Broods feeding in high quality cover may move as little as an acre each day.  Easily accessible food means less exposure to predators, and less energy diverted from growth.  Broods forced to go on longer treks for food suffer reduced survival.  Sod-bound, single-species grasslands and fields choked with years of dead vegetation won’t see much brood (or nesting) use. The bugs just aren’t there, and travel is difficult.

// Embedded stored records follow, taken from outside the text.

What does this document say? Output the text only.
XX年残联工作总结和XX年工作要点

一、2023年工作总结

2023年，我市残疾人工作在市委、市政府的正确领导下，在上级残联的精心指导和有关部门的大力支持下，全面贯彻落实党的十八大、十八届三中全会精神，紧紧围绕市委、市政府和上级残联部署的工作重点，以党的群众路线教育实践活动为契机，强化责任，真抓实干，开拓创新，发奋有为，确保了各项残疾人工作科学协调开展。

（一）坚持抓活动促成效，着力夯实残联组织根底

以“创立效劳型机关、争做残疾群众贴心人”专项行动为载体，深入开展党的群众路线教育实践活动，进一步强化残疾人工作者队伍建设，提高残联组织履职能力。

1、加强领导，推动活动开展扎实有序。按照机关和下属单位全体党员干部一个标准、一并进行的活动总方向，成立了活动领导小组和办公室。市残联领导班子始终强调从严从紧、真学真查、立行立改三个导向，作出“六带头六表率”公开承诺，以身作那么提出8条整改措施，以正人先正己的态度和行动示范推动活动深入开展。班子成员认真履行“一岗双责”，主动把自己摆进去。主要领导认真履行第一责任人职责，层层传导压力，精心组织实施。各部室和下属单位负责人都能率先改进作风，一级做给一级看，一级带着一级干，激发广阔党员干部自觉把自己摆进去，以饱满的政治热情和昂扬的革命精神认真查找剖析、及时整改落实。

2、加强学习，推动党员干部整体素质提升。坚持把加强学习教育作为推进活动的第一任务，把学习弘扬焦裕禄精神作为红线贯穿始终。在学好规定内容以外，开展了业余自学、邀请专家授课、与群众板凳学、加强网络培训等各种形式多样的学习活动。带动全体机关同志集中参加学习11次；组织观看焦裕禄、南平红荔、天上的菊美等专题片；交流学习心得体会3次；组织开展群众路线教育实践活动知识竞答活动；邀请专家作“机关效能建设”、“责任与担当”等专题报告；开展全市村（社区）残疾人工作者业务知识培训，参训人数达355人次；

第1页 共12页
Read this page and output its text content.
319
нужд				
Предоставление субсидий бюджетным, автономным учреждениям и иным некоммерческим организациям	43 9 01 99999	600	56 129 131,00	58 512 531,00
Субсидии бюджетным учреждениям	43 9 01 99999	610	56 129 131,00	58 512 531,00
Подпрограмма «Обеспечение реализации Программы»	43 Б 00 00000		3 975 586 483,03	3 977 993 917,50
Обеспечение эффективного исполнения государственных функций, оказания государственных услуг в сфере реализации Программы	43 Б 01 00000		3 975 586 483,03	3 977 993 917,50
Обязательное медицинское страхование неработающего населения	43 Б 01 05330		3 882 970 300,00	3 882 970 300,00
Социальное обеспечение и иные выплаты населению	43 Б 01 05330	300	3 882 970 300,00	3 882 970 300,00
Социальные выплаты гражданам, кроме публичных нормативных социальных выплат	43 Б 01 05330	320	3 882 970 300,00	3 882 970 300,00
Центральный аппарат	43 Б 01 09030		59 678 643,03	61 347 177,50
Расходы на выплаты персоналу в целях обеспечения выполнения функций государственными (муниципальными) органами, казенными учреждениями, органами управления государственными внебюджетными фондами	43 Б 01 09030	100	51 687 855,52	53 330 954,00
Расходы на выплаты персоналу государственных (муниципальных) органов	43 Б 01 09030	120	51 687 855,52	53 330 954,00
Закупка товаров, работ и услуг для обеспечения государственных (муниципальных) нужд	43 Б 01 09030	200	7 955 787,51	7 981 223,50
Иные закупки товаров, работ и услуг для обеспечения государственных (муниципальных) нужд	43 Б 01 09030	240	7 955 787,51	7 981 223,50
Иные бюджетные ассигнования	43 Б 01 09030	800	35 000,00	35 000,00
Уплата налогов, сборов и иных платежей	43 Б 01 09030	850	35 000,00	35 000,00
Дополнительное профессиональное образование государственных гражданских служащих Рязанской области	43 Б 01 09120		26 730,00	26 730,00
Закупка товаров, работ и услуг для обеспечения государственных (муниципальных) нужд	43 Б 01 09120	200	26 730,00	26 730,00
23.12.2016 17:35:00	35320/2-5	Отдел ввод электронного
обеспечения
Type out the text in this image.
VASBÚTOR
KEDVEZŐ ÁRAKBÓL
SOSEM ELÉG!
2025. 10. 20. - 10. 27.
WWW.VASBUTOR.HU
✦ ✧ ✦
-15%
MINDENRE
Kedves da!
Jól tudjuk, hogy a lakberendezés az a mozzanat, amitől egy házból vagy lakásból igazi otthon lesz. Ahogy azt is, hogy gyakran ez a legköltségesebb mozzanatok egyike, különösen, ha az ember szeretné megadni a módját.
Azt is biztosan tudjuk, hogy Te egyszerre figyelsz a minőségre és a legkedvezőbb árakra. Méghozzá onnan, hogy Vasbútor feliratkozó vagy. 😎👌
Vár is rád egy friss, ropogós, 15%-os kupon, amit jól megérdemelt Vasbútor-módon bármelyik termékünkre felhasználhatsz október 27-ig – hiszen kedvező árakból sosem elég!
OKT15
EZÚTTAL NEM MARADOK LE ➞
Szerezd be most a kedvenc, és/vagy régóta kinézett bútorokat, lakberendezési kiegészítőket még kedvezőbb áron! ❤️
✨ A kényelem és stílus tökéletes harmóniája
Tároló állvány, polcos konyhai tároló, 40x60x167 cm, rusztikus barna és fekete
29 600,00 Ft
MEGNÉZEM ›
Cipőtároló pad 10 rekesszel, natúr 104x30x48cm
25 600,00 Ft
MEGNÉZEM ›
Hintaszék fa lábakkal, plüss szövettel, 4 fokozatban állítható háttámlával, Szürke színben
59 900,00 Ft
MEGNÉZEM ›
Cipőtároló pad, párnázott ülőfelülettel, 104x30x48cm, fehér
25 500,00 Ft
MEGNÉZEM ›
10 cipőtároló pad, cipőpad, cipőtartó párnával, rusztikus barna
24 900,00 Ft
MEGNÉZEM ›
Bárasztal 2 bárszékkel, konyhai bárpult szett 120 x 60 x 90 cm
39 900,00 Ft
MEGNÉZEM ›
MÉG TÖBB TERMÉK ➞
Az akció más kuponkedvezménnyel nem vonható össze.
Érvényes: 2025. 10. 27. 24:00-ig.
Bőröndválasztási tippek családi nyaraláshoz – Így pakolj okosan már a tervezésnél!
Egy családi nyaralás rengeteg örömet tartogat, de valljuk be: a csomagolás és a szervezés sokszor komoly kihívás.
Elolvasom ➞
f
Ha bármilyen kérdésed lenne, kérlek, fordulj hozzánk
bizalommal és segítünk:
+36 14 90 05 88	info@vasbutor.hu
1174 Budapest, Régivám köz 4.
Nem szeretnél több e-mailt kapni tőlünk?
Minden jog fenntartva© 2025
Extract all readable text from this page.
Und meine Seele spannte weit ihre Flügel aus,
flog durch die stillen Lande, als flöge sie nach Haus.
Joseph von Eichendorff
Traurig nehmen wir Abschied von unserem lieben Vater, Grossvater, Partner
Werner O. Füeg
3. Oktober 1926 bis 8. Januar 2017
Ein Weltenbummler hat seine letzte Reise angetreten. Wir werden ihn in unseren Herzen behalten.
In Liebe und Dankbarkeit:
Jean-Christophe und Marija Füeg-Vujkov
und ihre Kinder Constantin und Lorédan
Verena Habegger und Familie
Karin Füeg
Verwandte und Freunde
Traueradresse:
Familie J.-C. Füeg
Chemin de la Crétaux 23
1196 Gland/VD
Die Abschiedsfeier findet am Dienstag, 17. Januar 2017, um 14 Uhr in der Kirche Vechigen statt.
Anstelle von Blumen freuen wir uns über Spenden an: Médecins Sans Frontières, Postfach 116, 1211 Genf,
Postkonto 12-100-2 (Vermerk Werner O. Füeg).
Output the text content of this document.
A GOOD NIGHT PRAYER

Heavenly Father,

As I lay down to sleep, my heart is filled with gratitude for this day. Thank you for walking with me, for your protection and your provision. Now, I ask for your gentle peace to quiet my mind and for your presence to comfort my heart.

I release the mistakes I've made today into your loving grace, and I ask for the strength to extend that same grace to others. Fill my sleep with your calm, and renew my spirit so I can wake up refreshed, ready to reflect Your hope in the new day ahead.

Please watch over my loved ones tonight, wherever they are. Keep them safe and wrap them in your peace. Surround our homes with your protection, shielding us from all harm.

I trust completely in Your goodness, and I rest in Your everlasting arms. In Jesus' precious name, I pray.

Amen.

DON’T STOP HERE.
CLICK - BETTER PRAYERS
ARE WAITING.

Hens and chicks need diverse cover with low to moderate stem density and plenty of bare soil to move freely from one meal to the next. Good lateral and overhead concealment is critical for brood survival from predator attack, and open vegetation at ground level allows escape if trouble arrives. That kind of early-successional structure, scattered in several places across your farm, can be provided by pairing broadleaved forbs with warm or cool-season grasses. 
 

Brood Cover Breakdown

Typical cool-season brood cover mixtures contain introduced grasses combined with legumes.  Brome with alfalfa, for example, the classic pheasant nesting cover, also provides excellent insect production for broods. Vigorous for a few years, these grasses soon begin to dominate, requiring periodic reseeding of legumes. 
 
Mixed prairie grasses, paired with native annual and perennial broadleaves, provide complex habitats for insects and ease of movement for broods, and may offer excellent nesting.  Plantings containing several grasses and 10 to 30 forbs are prime habitat for pollinators and other bugs on your brood’s menu.  It helps to have both, and broods like the junction of these and cool season covers.